By: Mary Sherwood
This past weekend, under the Center of Student Diversity, the Black Student Union coordinated one of the most moving performances of the year. This month marks the time that is dedicated to celebrating black history. In observation and learning about this, many students expressed their passion for their ancestry through the channel of arts.
Not only was the event celebrating the lifting of Jim Crow laws, but it was a learning experience about the history and how far not only African Americans, but other minorities have come. The program starts out with a scene of African Americans working in cotton fields that escalates quickly into a worker being beaten and taken away for not obeying orders. With this harsh scene, it was hard not to get the chills. The other scenes depicted the hardships still faced by many African Americans today such as assault, drug use, and the continuous racism throughout the world. Janay Boughton, whom is a part of the MSM Gospel Choir and the Program Co-Coordinator, class of ’14 expressed “I always say ‘this campus NEEDS this program’. They need it to be enlightened, and have their minds changed by witnessing our capabilities of greatness and not just seeing it through a history book lens that highlights the same select few figures of our history.”
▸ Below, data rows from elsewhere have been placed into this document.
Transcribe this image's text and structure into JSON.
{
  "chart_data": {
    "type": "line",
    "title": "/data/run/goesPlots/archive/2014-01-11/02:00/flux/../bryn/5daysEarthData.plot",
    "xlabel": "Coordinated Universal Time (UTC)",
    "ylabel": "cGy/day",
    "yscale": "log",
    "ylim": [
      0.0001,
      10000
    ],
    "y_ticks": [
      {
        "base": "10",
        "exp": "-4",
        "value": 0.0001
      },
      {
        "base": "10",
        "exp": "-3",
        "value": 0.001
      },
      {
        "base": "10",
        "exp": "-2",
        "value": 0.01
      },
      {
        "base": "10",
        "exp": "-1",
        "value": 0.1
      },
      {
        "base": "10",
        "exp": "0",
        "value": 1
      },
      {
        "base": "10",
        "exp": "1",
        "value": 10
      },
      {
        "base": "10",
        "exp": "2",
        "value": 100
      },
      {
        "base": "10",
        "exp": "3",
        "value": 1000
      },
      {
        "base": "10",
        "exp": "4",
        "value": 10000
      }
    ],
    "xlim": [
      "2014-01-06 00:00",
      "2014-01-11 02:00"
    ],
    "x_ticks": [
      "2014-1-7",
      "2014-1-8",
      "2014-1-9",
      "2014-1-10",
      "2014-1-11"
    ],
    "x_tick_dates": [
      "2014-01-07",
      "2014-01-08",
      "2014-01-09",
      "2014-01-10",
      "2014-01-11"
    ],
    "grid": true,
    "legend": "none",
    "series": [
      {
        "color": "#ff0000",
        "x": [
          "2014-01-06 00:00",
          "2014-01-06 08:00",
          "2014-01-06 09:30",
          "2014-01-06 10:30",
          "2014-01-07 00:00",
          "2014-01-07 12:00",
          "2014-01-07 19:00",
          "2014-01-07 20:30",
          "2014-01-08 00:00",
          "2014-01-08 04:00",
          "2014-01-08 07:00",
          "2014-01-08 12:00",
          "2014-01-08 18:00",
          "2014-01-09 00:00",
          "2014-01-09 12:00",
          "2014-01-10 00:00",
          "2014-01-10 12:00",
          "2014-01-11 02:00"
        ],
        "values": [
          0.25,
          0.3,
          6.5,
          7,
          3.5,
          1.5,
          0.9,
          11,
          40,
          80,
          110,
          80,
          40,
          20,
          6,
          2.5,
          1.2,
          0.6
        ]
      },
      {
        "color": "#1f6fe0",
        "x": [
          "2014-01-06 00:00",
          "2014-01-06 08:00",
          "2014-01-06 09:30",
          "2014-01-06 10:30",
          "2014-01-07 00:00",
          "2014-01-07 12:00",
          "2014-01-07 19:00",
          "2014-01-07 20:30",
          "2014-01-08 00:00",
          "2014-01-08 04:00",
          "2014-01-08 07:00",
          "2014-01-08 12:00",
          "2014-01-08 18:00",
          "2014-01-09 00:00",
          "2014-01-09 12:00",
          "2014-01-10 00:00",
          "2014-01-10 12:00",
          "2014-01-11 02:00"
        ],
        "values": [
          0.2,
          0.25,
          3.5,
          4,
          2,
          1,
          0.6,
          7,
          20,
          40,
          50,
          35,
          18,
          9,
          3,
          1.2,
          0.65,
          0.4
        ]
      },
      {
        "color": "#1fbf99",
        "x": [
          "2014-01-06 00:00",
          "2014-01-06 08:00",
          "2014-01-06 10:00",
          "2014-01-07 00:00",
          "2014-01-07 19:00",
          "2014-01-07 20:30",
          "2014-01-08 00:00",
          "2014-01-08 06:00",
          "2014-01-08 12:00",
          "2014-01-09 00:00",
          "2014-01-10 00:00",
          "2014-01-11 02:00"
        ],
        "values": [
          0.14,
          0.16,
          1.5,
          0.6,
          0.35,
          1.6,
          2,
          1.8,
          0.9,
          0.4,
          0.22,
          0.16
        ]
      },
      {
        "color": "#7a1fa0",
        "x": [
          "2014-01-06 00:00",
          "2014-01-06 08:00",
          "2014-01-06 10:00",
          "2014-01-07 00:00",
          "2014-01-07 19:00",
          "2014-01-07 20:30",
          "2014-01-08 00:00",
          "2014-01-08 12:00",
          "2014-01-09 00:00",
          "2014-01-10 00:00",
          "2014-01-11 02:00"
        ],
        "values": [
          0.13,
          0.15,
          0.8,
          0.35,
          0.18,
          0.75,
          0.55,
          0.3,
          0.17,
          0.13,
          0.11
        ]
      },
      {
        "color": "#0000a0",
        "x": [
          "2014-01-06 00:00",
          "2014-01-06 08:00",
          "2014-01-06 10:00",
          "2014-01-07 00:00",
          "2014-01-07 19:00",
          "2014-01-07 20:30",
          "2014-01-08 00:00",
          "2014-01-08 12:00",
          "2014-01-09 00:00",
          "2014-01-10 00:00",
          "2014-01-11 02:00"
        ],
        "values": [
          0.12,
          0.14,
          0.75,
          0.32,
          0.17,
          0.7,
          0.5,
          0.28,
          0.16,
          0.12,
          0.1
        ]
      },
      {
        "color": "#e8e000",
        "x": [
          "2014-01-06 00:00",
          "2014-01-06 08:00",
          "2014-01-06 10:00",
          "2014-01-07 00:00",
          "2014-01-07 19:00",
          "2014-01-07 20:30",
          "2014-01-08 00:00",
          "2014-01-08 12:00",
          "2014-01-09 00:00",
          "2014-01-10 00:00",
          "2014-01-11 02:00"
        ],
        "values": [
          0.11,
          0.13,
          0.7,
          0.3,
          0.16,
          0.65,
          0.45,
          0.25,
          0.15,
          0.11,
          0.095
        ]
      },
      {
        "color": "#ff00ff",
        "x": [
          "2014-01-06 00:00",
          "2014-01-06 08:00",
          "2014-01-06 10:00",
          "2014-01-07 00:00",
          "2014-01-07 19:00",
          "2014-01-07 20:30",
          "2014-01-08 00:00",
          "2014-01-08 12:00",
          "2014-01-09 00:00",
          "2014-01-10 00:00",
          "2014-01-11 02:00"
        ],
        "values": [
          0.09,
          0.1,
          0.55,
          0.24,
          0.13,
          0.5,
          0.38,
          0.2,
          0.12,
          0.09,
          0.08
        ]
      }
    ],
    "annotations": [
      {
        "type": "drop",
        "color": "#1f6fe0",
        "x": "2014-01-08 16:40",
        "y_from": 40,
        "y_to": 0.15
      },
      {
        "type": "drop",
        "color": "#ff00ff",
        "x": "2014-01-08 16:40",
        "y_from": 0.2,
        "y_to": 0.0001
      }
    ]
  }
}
Poetry then filled the air as students dramatically read poems by various authors and some of their own original compositions. Some of the poems were recited by a single individual while others were performed by a small trio of performers. Each of the poems recited conveyed an important message, similar to the hardships depicted in the skits. In addition, the crowd really got excited as the Gospel Choir sang and danced in celebration of their culture. All of the proceeds from ticket sales for this event were sent to the Jacmel School of Music in Haiti in hopes of encouraging kids to continue their passion for the arts.
This performance was an incredibly moving experience and it made me realize how little I knew about black culture. Annie Walters, class of ’14 expressed, “I loved every second of it, especially the poetry and the songs. The performances were incredible and you can tell how much work and dedication those involved put into the show. It was definitely one of the best shows I have been to at the Mount. I hope they continue to do it every year!” Another student from the audience, Anne Bagliani, class of ’15 said that “To be honest, I had no idea what to expect when I bought the tickets through my friend and member of the BSU, Taylor, but I have to admit the songs, poems, and acting made my eyes tear up and gave me constant goose-bumps running that ran up and down my arms. It was one of the most powerful theatrical performances I have ever been lucky enough to watch.”
It was amazing to see how passionate each student was about their history and how far they have progressed in our country today, as shown by the individual performances. From segregation to integration, the students expressed their love for their motherland in addition to their love for freedom that they have today.